Ciao Tim, qual è il bilancio del tuo 2018? Sei arrivato 4° nel Mondiale: questo risultato ti soddisfa, alla luce dell’infortunio degli Internazionali d’Italia?

”Devo solo essere felice e ringraziare la buona sorte, perchè dopo una caduta tremenda come quella di Mantova, posso ancora guidare e disputare ottime manche. Di base sono felice della mia stagione: il 4° posto non è quello che avrei voluto, ma questo è il nostro sport. Le cadute fanno parte del motocross e possono influenzare un’annata. Cosa ho imparato dal 2018? Tante cose, sono sicuro che non ripeterò più gli errori che ho fatto quest’anno e correrò sempre con la massima concentrazione”.

KTM ha una grande moto e due grandi piloti: Jeffrey Herlings e Antonio Cairoli hanno vinto 39 manches su 40. Dove può migliorare la tua Honda per accorciare il gap con la moto austriaca?

”Jeffrey e Antonio sono due grandi campioni e la loro moto è fantastica, ma anch’io posso ritenermi felice della mia Honda HRC. Abbiamo già testato la moto per la prossima stagione, e mi trovo molto bene con la nuova Honda. Sento che possiamo crescere molto, migliorandola passo dopo passo e diventando sempre più confidenti sulla nuova moto: questo è fantastico, e dà speranza per il 2019”.

Ti sei infortunato a Mantova, saltando l’MXGP d’Argentina: l’infortunio ha influenzato pesantemente la tua stagione? E quali sono le tue condizioni adesso, dopo l’operazione di quale giorno fa?

”All’inizio sicuramente, nei primi tre GP ho faticato. Poi però ho imparato a guidare diversamente, e dopo ogni gara stavo sempre meglio, e riuscivo ad andare più veloce.

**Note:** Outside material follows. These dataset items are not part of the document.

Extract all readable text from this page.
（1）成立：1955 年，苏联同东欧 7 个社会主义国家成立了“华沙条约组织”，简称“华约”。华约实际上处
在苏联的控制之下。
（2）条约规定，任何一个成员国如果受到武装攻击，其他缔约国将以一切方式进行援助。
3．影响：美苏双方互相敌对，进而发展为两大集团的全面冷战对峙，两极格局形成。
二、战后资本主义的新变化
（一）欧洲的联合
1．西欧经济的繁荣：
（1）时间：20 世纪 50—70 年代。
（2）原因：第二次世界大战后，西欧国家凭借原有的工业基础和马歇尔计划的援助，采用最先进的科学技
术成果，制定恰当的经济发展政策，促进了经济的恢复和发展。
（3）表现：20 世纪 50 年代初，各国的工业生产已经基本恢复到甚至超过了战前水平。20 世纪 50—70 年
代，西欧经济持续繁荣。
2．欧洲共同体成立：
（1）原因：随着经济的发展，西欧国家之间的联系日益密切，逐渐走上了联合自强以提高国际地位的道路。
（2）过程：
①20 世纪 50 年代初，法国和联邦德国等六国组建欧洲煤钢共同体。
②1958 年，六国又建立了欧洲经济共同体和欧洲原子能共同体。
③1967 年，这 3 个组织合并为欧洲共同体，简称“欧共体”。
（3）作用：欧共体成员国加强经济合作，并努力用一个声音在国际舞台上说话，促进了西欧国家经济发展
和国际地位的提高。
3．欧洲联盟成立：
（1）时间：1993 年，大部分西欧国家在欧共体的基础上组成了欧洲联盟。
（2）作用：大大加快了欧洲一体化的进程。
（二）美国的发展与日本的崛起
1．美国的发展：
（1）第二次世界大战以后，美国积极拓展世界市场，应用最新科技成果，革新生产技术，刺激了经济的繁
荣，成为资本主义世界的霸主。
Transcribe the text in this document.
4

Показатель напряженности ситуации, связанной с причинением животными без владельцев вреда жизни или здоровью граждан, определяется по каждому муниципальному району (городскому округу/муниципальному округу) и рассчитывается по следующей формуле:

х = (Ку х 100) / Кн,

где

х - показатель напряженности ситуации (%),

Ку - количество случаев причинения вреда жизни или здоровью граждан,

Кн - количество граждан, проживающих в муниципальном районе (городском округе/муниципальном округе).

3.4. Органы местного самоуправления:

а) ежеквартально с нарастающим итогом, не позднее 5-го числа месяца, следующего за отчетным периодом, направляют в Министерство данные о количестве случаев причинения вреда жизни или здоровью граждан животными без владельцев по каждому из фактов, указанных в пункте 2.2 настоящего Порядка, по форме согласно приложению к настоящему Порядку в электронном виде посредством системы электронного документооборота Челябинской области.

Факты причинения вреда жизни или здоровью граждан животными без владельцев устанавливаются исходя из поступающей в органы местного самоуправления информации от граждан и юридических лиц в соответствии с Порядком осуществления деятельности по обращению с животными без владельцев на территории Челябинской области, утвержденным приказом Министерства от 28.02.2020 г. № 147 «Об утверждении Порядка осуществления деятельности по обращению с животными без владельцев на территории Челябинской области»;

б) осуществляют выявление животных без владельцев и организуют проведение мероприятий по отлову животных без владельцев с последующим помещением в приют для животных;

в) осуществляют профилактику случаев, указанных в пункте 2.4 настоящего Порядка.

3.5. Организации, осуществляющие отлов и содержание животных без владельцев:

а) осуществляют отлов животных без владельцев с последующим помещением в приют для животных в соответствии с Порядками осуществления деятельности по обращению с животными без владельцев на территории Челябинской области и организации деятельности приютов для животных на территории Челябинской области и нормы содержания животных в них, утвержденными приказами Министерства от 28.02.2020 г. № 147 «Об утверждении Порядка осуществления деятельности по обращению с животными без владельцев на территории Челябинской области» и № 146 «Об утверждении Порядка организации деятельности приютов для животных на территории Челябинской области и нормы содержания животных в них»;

Riguardo all’operazione, posso dire che giorno dopo giorno sto migliorando sempre più: ormai sono passate due settimane dall’intervento, e tra qualche giorno potrò risalire sulla mia Honda”.

Nel 2018, come dicevamo in precedenza, non hai vinto una manche: è un passo indietro nella tua carriera, o il risultato di una MXGP dal livello altissimo?

”È senza dubbio un passo indietro, non posso essere soddisfatto perchè so che posso andare molto più veloce”.

Quali sono le tue aspettative per il 2019? Senti di poter lottare con Antonio e Jeffrey per il titolo?

”Il mio obiettivo è quello, lottare con loro e con gli altri big del Mondiale motocross per vincere il secondo titolo mondiale MXGP. So di avere tutto per poter lottare con loro, e lavorerò duramente nell’inverno per essere al 100% sin dalla prima gara, e potergli dare filo da torcere”.

In chiusura, cosa ne pensi del nuovo calendario della MXGP? Molte gare asiatiche, meno GP in Europa e alcuni nuovi circuiti: questi cambiamenti ti soddisfano?

”La stagione è molto lunga e difficile, 20 gare sono tantissime. Ma è così per tutti, e io voglio pensare solo a dare il 100% in ogni GP”.